St. Vincent de Paul is also a special place of remembrance. In the church, there is a memorial to French and American volunteers of the Lafayette Squadron and the American Field Service who died for France during World War I, and 337 French-American men who died during the two World Wars. Following World War II, the memorial was rededicated, in person, by Charles DeGaulle. Among those listed on the entablature are Antoine de St. Exupery, author of “The Little Prince,” and Charles Nungesser, the pilot. To this day, commemorative masses are celebrated for the veterans twice a year.
And just as the good works started by Father Lafont never perished, neither did the beauty. The church’s elegance now lies in its diversity and in its unique, mixed African-and-French liturgy and worship, where African music regularly punctuates with its rhythms the classical French service.
As I write these words, our organization is still trying to stop the closure of St.
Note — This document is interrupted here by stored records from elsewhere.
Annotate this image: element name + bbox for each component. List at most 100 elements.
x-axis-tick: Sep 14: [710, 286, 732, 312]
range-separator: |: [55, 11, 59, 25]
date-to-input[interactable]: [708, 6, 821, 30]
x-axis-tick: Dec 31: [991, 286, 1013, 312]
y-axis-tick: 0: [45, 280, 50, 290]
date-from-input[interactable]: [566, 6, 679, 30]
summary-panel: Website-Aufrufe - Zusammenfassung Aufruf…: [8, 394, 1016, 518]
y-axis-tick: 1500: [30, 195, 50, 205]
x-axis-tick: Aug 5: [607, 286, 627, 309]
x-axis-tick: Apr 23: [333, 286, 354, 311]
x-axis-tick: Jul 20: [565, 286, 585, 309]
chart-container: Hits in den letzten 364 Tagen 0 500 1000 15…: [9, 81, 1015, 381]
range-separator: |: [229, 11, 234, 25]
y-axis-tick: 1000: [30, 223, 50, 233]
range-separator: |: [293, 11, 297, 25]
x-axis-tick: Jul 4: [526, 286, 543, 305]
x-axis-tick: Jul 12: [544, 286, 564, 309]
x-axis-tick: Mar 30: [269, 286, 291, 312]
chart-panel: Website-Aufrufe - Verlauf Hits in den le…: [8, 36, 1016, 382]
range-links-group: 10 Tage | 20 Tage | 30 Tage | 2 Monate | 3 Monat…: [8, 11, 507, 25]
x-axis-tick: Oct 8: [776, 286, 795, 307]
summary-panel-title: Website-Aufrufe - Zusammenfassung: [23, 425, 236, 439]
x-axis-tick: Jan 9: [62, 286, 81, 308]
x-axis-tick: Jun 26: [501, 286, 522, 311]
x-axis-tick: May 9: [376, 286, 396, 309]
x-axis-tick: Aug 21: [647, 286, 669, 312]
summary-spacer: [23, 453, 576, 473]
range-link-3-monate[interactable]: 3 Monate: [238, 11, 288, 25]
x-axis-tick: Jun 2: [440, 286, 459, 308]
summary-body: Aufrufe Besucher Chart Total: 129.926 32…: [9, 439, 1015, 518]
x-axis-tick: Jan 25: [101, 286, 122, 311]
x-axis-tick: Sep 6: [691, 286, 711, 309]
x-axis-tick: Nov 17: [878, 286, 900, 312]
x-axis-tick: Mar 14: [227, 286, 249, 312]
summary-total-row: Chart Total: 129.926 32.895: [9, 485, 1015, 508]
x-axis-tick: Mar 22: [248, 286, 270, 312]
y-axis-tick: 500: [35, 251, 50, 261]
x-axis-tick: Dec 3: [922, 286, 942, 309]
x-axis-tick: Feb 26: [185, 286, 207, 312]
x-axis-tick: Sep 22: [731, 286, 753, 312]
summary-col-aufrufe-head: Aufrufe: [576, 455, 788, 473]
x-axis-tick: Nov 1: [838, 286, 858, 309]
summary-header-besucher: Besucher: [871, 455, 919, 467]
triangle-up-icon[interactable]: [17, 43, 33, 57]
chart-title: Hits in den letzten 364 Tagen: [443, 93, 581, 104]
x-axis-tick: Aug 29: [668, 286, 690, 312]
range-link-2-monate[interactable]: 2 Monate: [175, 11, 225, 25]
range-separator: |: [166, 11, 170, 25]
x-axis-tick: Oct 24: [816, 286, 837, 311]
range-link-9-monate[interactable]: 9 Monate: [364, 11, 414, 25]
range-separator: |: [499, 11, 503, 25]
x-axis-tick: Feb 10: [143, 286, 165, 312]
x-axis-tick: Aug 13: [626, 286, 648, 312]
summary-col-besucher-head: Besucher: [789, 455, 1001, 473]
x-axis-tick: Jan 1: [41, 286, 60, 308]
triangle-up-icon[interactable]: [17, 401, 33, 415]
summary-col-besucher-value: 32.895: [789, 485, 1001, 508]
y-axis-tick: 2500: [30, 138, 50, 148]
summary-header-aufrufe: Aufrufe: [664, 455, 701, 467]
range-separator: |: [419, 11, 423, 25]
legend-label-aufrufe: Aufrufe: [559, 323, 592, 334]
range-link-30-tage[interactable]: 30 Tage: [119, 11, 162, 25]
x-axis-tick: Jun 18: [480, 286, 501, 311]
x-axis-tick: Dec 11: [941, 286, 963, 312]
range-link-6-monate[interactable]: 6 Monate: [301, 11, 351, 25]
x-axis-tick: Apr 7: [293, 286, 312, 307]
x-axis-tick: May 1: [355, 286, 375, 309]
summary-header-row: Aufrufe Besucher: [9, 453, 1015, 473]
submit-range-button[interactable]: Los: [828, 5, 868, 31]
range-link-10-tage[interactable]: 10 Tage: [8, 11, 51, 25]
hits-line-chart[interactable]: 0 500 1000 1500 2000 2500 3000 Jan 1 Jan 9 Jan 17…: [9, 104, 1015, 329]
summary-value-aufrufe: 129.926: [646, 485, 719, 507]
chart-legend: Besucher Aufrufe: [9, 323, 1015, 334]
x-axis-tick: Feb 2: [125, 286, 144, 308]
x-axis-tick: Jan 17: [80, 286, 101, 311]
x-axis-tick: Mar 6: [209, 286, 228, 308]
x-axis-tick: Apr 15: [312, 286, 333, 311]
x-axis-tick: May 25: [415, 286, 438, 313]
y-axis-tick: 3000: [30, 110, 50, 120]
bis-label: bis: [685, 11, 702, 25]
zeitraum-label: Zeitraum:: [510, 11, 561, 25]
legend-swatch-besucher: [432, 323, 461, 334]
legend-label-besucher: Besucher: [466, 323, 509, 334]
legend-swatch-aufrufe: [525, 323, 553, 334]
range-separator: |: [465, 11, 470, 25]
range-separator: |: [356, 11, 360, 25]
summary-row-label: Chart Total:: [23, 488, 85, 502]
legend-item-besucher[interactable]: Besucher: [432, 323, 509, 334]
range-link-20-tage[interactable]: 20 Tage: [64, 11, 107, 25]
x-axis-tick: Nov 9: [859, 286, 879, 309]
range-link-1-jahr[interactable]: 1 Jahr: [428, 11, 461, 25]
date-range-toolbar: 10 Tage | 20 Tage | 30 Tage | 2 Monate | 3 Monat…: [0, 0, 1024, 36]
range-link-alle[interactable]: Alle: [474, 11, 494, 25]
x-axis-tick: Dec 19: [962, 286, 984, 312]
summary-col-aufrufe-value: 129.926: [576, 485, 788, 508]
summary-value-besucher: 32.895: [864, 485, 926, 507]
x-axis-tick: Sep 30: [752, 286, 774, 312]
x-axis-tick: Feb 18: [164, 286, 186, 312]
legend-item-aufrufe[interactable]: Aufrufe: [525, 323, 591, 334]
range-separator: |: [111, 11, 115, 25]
Vincent de Paul Church, with the support of our local community board and elected officials. The Urban Environmental Law Center has just submitted, on our behalf, a new application to the city’s Landmarks Preservation Commission, asking it to acknowledge the extraordinary history of our modest church and prevent its demolition. (The community board has actually proposed a possible third way, which would enable the Church to build on a portion of the property and thus gain financially while allowing us to continue to grow our church.)
Photo: Jefferson Siegel
It may look modest from the front, but the church is an irreplaceable piece of the past and the present, for French, African and African-American New Yorkers. It simply unites within itself too many of the elements that are central to what our beloved town is all about—architecture and art, multiculturalism and racial tolerance; beauty of form and beauty of spirit—to become only a thing of the past.
Olga Statz, J.D., LLM, is a lawyer who teaches legal writing and litigation skills. She lives in New York with her husband, daughter and parakeet.
A beautiful story and so well told. Thank you.
This is a wonderful piece, a window into experience I find really moving. I understand a little, but a lot more than I did, how a the possible loss of a place of such importance brings back memories and layers of community history. Thank you for sharing this with us.